Почему моя бабушка не держала слонов в доме, я не знала, но мне всегда хотелось любоваться дома на своих…или почти своих идущих слонов. К бабушке я приезжала гостевать почти на все выходные и праздники, и это было время счастливого ничегонеделания. Меня никто не заставлял мыть за собой посуду, ложиться рано спать, следить за чистотой рук, не пачкать одежду, не смотреть взрослые фильмы и не терять носовые платки – всё как-то само делалось, и если не считать занудных воспитательных речей моего белобрысого дяди, то я чувствовала себя замечательным и умным ребёнком, которого все любят и защищают. И я была уверена, что со слонами у бабушки можно было бы играть хоть на столе, хоть под столом. Иногда этих семи слоников для полного счастья мне чуть-чуть не хватало, но я не решалась спрашивать у бабушки, почему она не заводит их дома. У родителей слонов, разумеется, тоже не было. Наличие слонов в доме называлось почему-то каким-то странным на вкус словом «мещанство»,…оно мне напоминало тарелку с не посоленной и уже остывшей лапшой, причём сарделек в тарелку не положили. А без любимых сарделек или сосисок любая еда таковой не считалась.
- А-а,- глядя в сторону, чуть рассеянно протянула бабушка, - ты же не можешь помнить, когда мы переехали на другую квартиру. А там, на старой, у нас были слоники, но тебе было всего полтора года. Здесь нет… - она не закончила, но мне это было уже неважно. Моя будущая с принцем тайная встреча в трамвае была сохранена.
- Как ты думаешь, они сейчас сумеют договориться? – перебила её вторая бабушка.

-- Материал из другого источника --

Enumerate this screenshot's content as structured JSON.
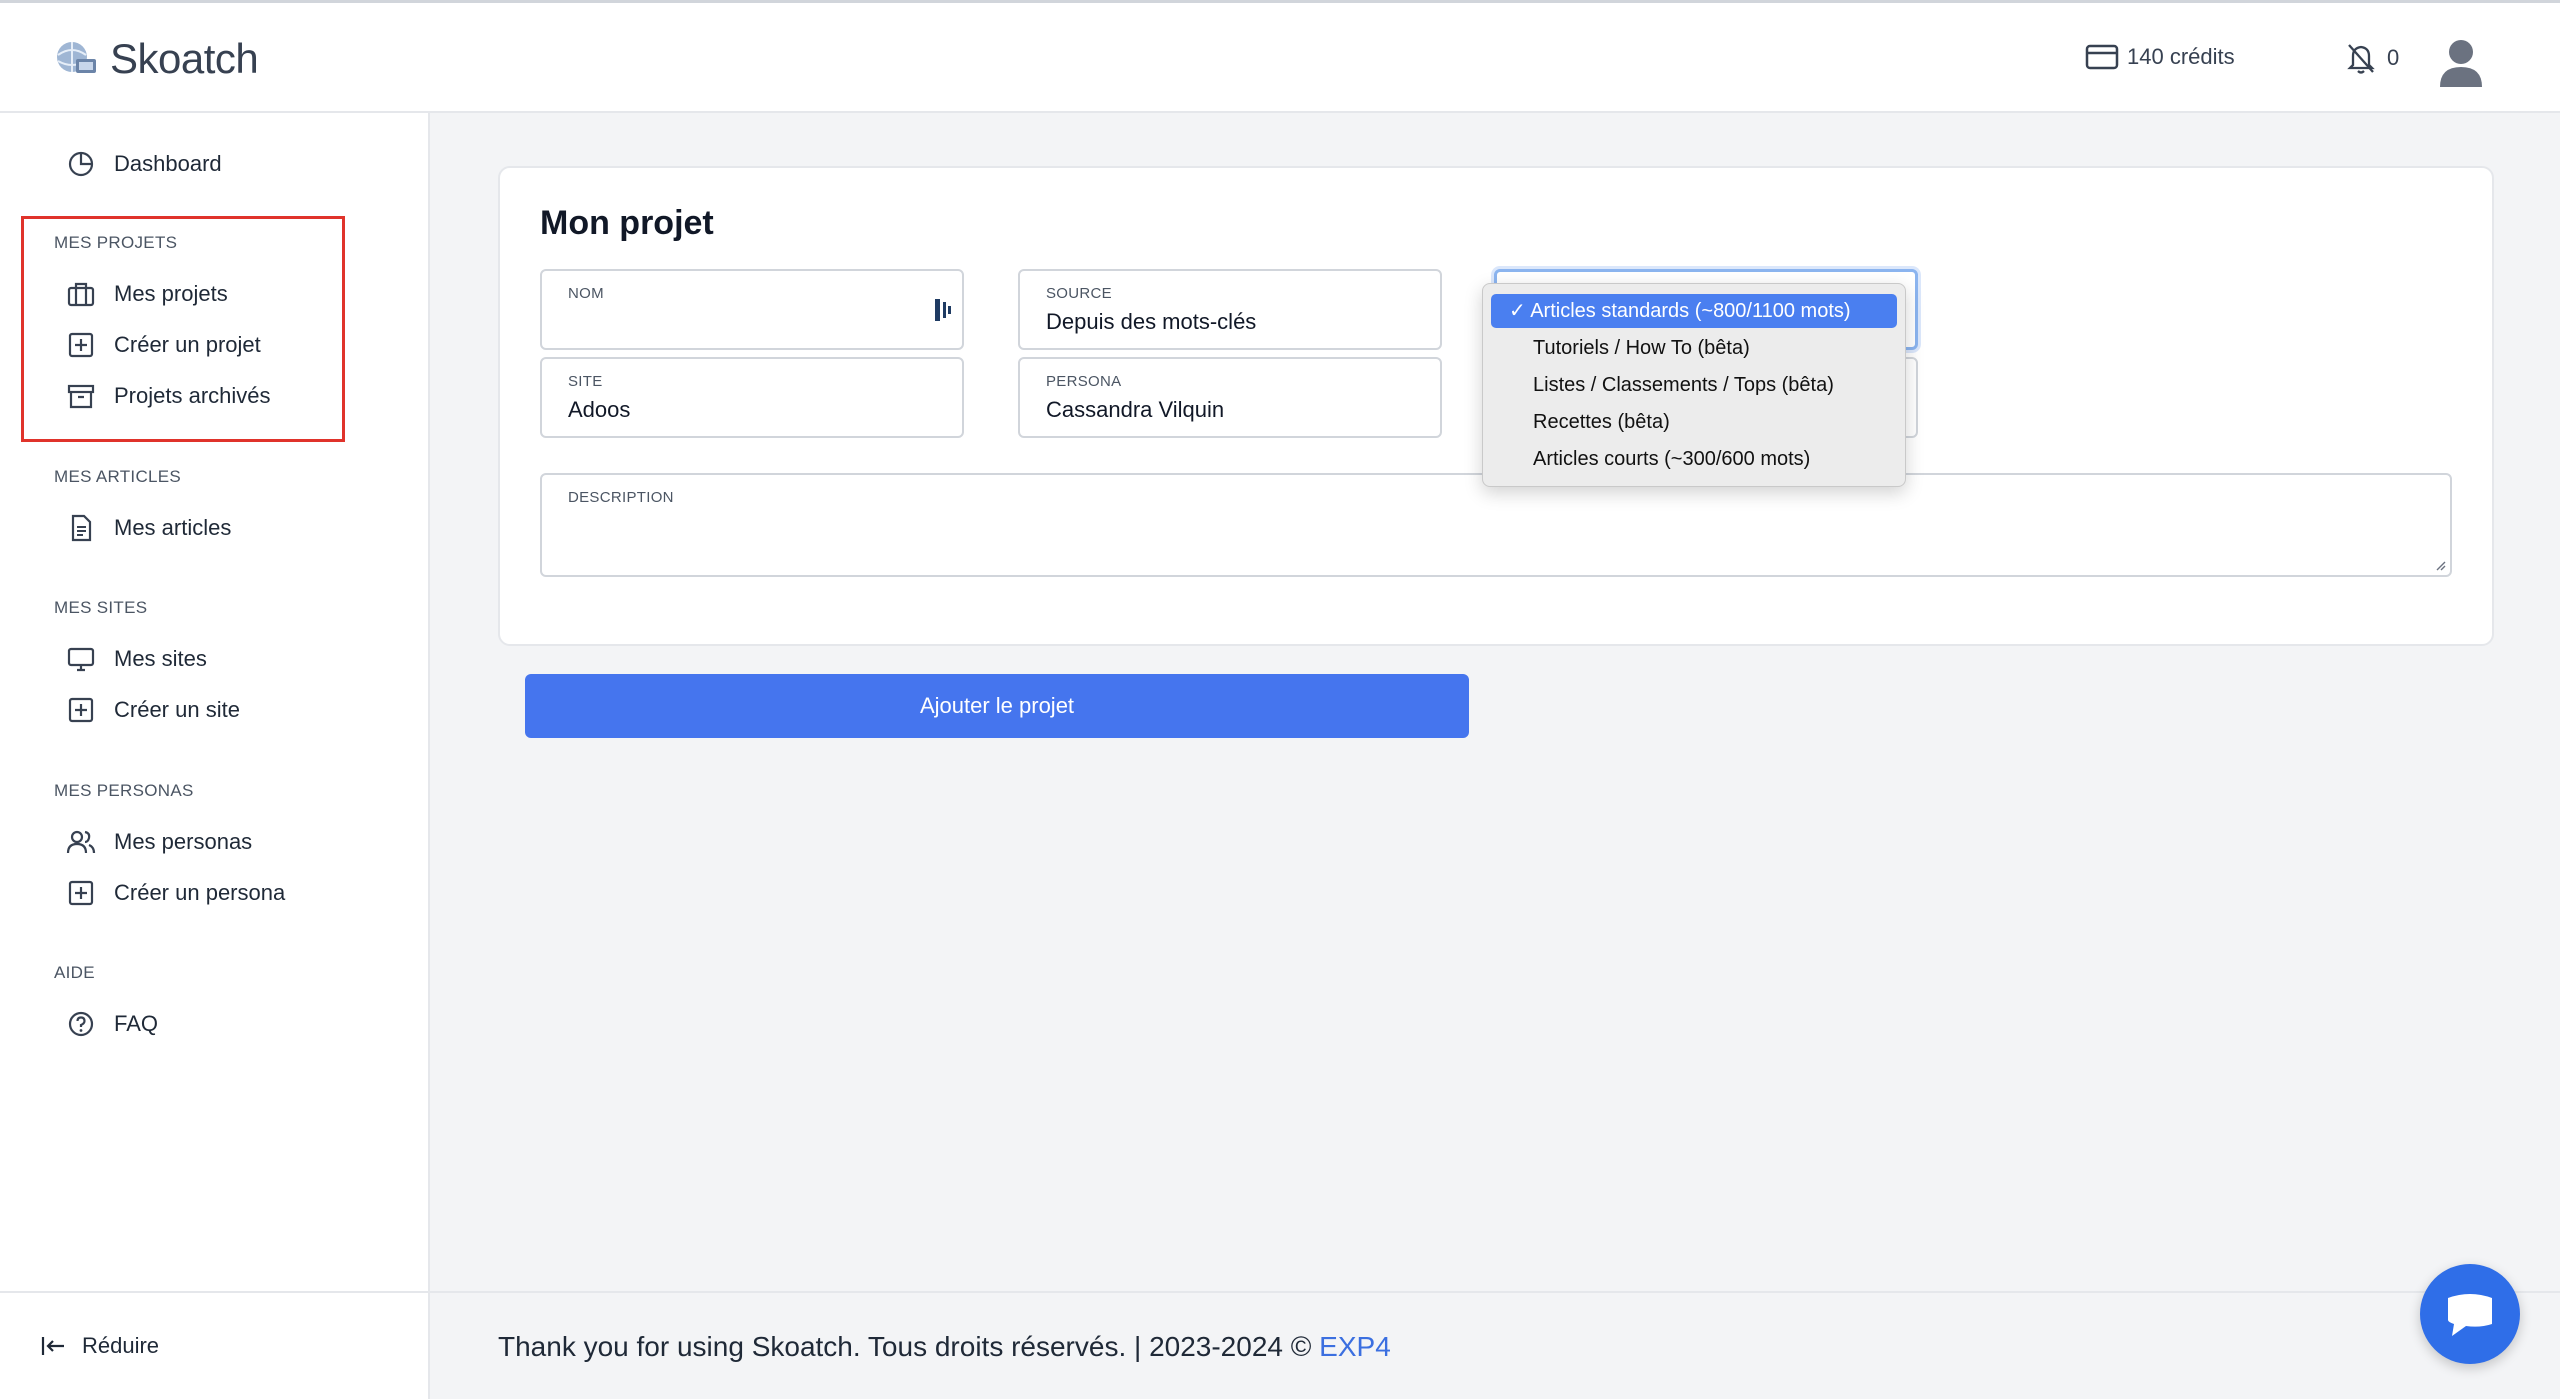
{
  "brand": {
    "name": "Skoatch"
  },
  "header": {
    "credits_label": "140 crédits",
    "notifications_count": "0"
  },
  "sidebar": {
    "dashboard": "Dashboard",
    "sections": {
      "projects": "MES PROJETS",
      "articles": "MES ARTICLES",
      "sites": "MES SITES",
      "personas": "MES PERSONAS",
      "help": "AIDE"
    },
    "items": {
      "my_projects": "Mes projets",
      "create_project": "Créer un projet",
      "archived_projects": "Projets archivés",
      "my_articles": "Mes articles",
      "my_sites": "Mes sites",
      "create_site": "Créer un site",
      "my_personas": "Mes personas",
      "create_persona": "Créer un persona",
      "faq": "FAQ"
    },
    "collapse_label": "Réduire"
  },
  "form": {
    "title": "Mon projet",
    "nom": {
      "label": "NOM",
      "value": ""
    },
    "source": {
      "label": "SOURCE",
      "value": "Depuis des mots-clés"
    },
    "site": {
      "label": "SITE",
      "value": "Adoos"
    },
    "persona": {
      "label": "PERSONA",
      "value": "Cassandra Vilquin"
    },
    "description": {
      "label": "DESCRIPTION",
      "value": ""
    },
    "type_options": [
      "✓ Articles standards (~800/1100 mots)",
      "Tutoriels / How To (bêta)",
      "Listes / Classements / Tops (bêta)",
      "Recettes (bêta)",
      "Articles courts (~300/600 mots)"
    ],
    "submit_label": "Ajouter le projet"
  },
  "footer": {
    "text": "Thank you for using Skoatch. Tous droits réservés. | 2023-2024 © ",
    "link": "EXP4"
  },
  "colors": {
    "accent": "#4575ee",
    "highlight_box": "#e0332b",
    "link": "#3b6fe0"
  }
}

- Сумеют! Лиза слабохарактерная, Таньку любит, боится, что та одна останется, и так без матери выросла. Ну, прощевай на пару дней, потом встретимся, когда Ляльку заберут, - и бабушка потянулась расцеловаться на прощание, что было обычной традицией между всеми моими бабушками.
Лялька – это я, и хоть я очень любила, когда меня так называют, но сейчас это вдруг стало очень обидно, почти невыносимо. Почему, начала я опять всхлипывать про себя, настоящие красивые принцы достаются каким-то Танькам? При том, что эти глупые Таньки смотрят куда-то не туда! Я бы,…я бы,…тут вдруг в голове опять проснулось слово «невозмутимость…невозму…», и тогда я решила, что больше не буду думать обо всём этом. Вот слоники – это да! Они розовые, блестящие, у двух самых старших хобот задран вверх, а самый маленький был самым миленьким. …А глаза у Кольки-принца большие и ласковые… И тут мне в голову пришла отличная мысль, которая сможет спасти весь мой мир. Надо скорее найти страничку, где был нарисован брат-злодей прекрасного принца, и карандашом исправить ему маленькие глазки на большие и красивые, как у его старшего брата. И тогда будет всё честно. И совершенно правильно, что он устыдится и исправится. И даже принцесса ему тоже найдётся, пусть и не в таком красивом платье. Кажется, синий карандаш закатился под диван.
Я решительно потянула бабушку за руку домой.